Breastfeeding is not supposed to hurt. Poor positioning and latch-on is the most common cause of nipple soreness in the early weeks of nursing. Sometimes only a minor adjustment of positioning and latch-on is all that is needed. However, if after 48 hours of conscientious attention to this area, your nipples are no better or worse, or if you are past the newborn period and you suddenly develop sore nipples after a period of pain-free nursing, you should contact a lactation consultant or La Leche League leader for one-on-one support in determining the cause of your soreness.
In the meantime certain measures will make nursing more comfortable for you as your nipples heal:
• Nurse frequently – at least every 2 hours. This will ensure that your baby does not become too hungry between feedings causing him to nurse ravenously and aggressively at your breast.
• Hand express or pump a few minutes before the feeding. This will elicit letdown and elongate the nipple for the baby so that he does not nurse so aggressively.
• Nurse on the least sore side first as this is the side that your baby will nurse more aggressively on.

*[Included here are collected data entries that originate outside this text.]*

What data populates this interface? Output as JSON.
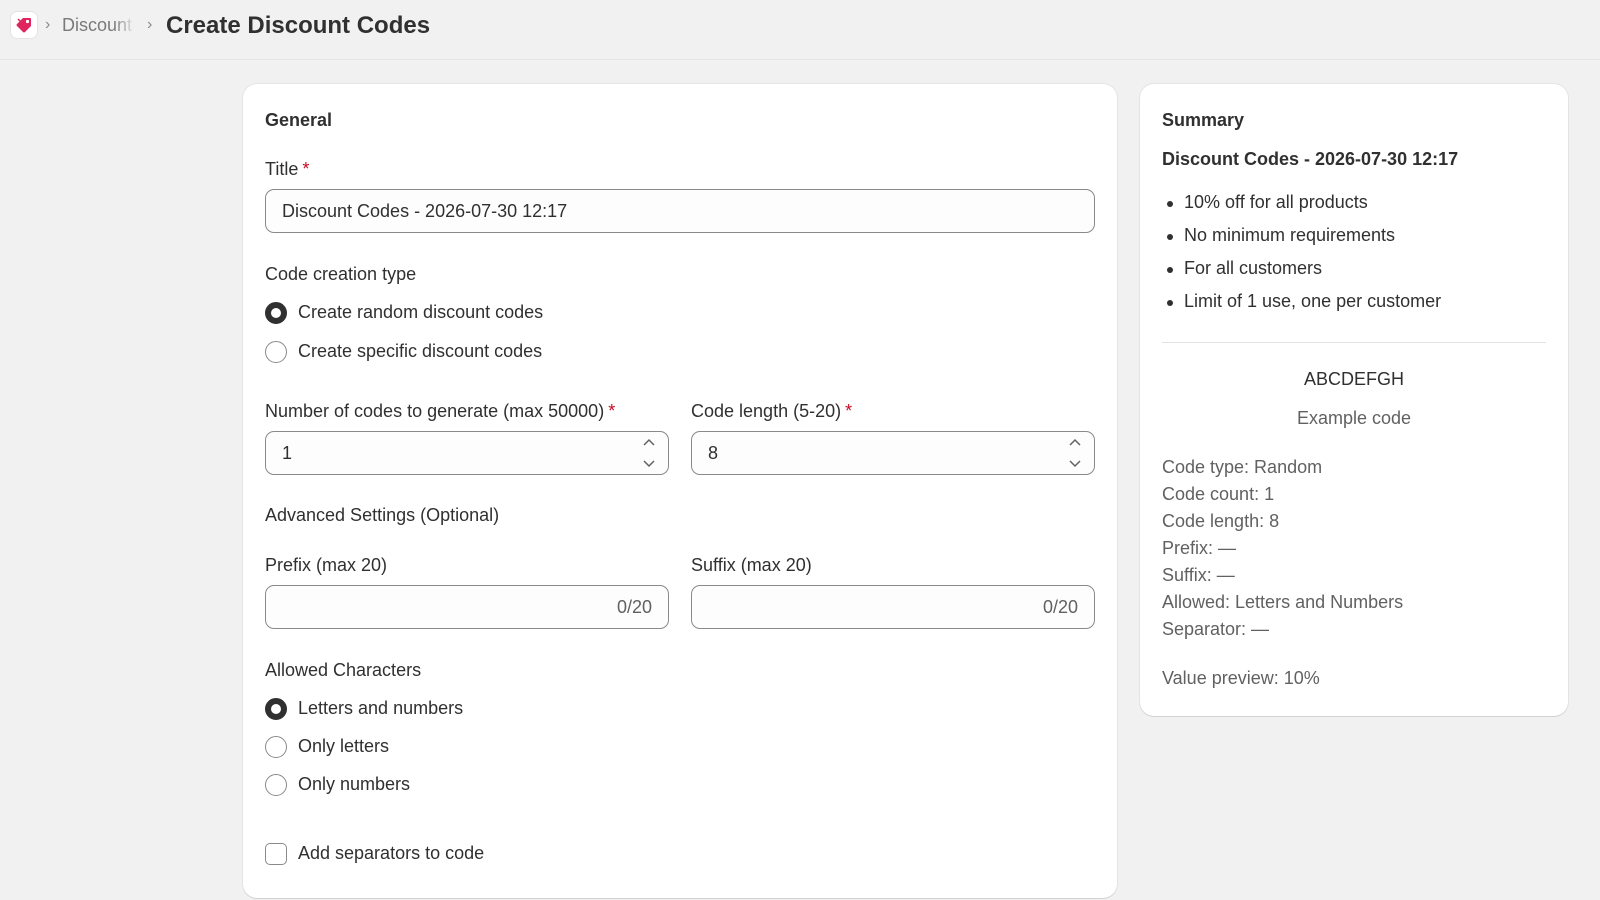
{
  "header": {
    "breadcrumb_parent": "Discount Codes",
    "page_title": "Create Discount Codes"
  },
  "colors": {
    "required_asterisk": "#c70a24",
    "app_icon": "#e0245e"
  },
  "general": {
    "section_title": "General",
    "title_label": "Title",
    "title_value": "Discount Codes - 2026-07-30 12:17",
    "required_mark": "*",
    "code_creation_type_label": "Code creation type",
    "code_creation_options": [
      {
        "label": "Create random discount codes",
        "selected": true
      },
      {
        "label": "Create specific discount codes",
        "selected": false
      }
    ],
    "num_codes_label": "Number of codes to generate (max 50000)",
    "num_codes_value": "1",
    "code_length_label": "Code length (5-20)",
    "code_length_value": "8",
    "advanced_label": "Advanced Settings (Optional)",
    "prefix_label": "Prefix (max 20)",
    "prefix_value": "",
    "prefix_counter": "0/20",
    "suffix_label": "Suffix (max 20)",
    "suffix_value": "",
    "suffix_counter": "0/20",
    "allowed_chars_label": "Allowed Characters",
    "allowed_chars_options": [
      {
        "label": "Letters and numbers",
        "selected": true
      },
      {
        "label": "Only letters",
        "selected": false
      },
      {
        "label": "Only numbers",
        "selected": false
      }
    ],
    "separators_label": "Add separators to code",
    "separators_checked": false
  },
  "summary": {
    "title": "Summary",
    "discount_title": "Discount Codes - 2026-07-30 12:17",
    "bullets": [
      "10% off for all products",
      "No minimum requirements",
      "For all customers",
      "Limit of 1 use, one per customer"
    ],
    "example_code": "ABCDEFGH",
    "example_caption": "Example code",
    "details": [
      "Code type: Random",
      "Code count: 1",
      "Code length: 8",
      "Prefix: —",
      "Suffix: —",
      "Allowed: Letters and Numbers",
      "Separator: —"
    ],
    "value_preview": "Value preview: 10%"
  }
}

• You may want to take a mild pain reliever such as Tylenol or Advil about 30 minutes prior to nursing or around the clock until your discomfort lessens or disappears. Both of these drugs are compatible with breastfeeding.

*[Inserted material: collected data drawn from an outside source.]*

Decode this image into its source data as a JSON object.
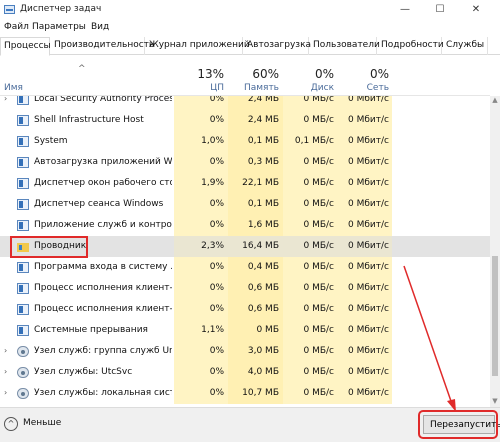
{
  "window": {
    "title": "Диспетчер задач",
    "minimize": "—",
    "maximize": "☐",
    "close": "✕"
  },
  "menu": [
    "Файл",
    "Параметры",
    "Вид"
  ],
  "tabs": [
    "Процессы",
    "Производительность",
    "Журнал приложений",
    "Автозагрузка",
    "Пользователи",
    "Подробности",
    "Службы"
  ],
  "header": {
    "sort_glyph": "^",
    "name": "Имя",
    "cpu_pct": "13%",
    "cpu_label": "ЦП",
    "mem_pct": "60%",
    "mem_label": "Память",
    "disk_pct": "0%",
    "disk_label": "Диск",
    "net_pct": "0%",
    "net_label": "Сеть"
  },
  "processes": [
    {
      "name": "Local Security Authority Proces...",
      "cpu": "0%",
      "mem": "2,4 МБ",
      "disk": "0 МБ/с",
      "net": "0 Мбит/с",
      "expandable": true,
      "icon": "window-icon"
    },
    {
      "name": "Shell Infrastructure Host",
      "cpu": "0%",
      "mem": "2,4 МБ",
      "disk": "0 МБ/с",
      "net": "0 Мбит/с",
      "expandable": false,
      "icon": "window-icon"
    },
    {
      "name": "System",
      "cpu": "1,0%",
      "mem": "0,1 МБ",
      "disk": "0,1 МБ/с",
      "net": "0 Мбит/с",
      "expandable": false,
      "icon": "window-icon"
    },
    {
      "name": "Автозагрузка приложений Wi...",
      "cpu": "0%",
      "mem": "0,3 МБ",
      "disk": "0 МБ/с",
      "net": "0 Мбит/с",
      "expandable": false,
      "icon": "window-icon"
    },
    {
      "name": "Диспетчер окон рабочего сто...",
      "cpu": "1,9%",
      "mem": "22,1 МБ",
      "disk": "0 МБ/с",
      "net": "0 Мбит/с",
      "expandable": false,
      "icon": "window-icon"
    },
    {
      "name": "Диспетчер сеанса  Windows",
      "cpu": "0%",
      "mem": "0,1 МБ",
      "disk": "0 МБ/с",
      "net": "0 Мбит/с",
      "expandable": false,
      "icon": "window-icon"
    },
    {
      "name": "Приложение служб и контро...",
      "cpu": "0%",
      "mem": "1,6 МБ",
      "disk": "0 МБ/с",
      "net": "0 Мбит/с",
      "expandable": false,
      "icon": "window-icon"
    },
    {
      "name": "Проводник",
      "cpu": "2,3%",
      "mem": "16,4 МБ",
      "disk": "0 МБ/с",
      "net": "0 Мбит/с",
      "expandable": false,
      "icon": "explorer-icon",
      "selected": true
    },
    {
      "name": "Программа входа в систему ...",
      "cpu": "0%",
      "mem": "0,4 МБ",
      "disk": "0 МБ/с",
      "net": "0 Мбит/с",
      "expandable": false,
      "icon": "window-icon"
    },
    {
      "name": "Процесс исполнения клиент-...",
      "cpu": "0%",
      "mem": "0,6 МБ",
      "disk": "0 МБ/с",
      "net": "0 Мбит/с",
      "expandable": false,
      "icon": "window-icon"
    },
    {
      "name": "Процесс исполнения клиент-...",
      "cpu": "0%",
      "mem": "0,6 МБ",
      "disk": "0 МБ/с",
      "net": "0 Мбит/с",
      "expandable": false,
      "icon": "window-icon"
    },
    {
      "name": "Системные прерывания",
      "cpu": "1,1%",
      "mem": "0 МБ",
      "disk": "0 МБ/с",
      "net": "0 Мбит/с",
      "expandable": false,
      "icon": "window-icon"
    },
    {
      "name": "Узел служб: группа служб Uni...",
      "cpu": "0%",
      "mem": "3,0 МБ",
      "disk": "0 МБ/с",
      "net": "0 Мбит/с",
      "expandable": true,
      "icon": "gear-icon"
    },
    {
      "name": "Узел службы: UtcSvc",
      "cpu": "0%",
      "mem": "4,0 МБ",
      "disk": "0 МБ/с",
      "net": "0 Мбит/с",
      "expandable": true,
      "icon": "gear-icon"
    },
    {
      "name": "Узел службы: локальная сист...",
      "cpu": "0%",
      "mem": "10,7 МБ",
      "disk": "0 МБ/с",
      "net": "0 Мбит/с",
      "expandable": true,
      "icon": "gear-icon"
    }
  ],
  "footer": {
    "less_glyph": "^",
    "less_label": "Меньше",
    "restart_label": "Перезапустить"
  },
  "colors": {
    "highlight": "#e02a2a",
    "cpu_bg": "#fff4c4",
    "mem_bg": "#fff0b3"
  }
}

• Open both sides of your bra during the feeding.
• Consider applying warm, wet tea bags to your nipples for a short time after nursing. Many moms report that this can be very soothing.
• Warm, moist compresses (wet washcloth works well) often bring relief to nipples both before and after nursing.
• After feeding, pat dry your nipples and express some breastmilk to rub into them (this should be avoided if you have thrush as it thrives in milk). Breastmilk has Vitamin E in it which is very healing to the skin. Note: Avoid applying Vitamin E oil from a capsule to your nipples as this can be toxic to your baby!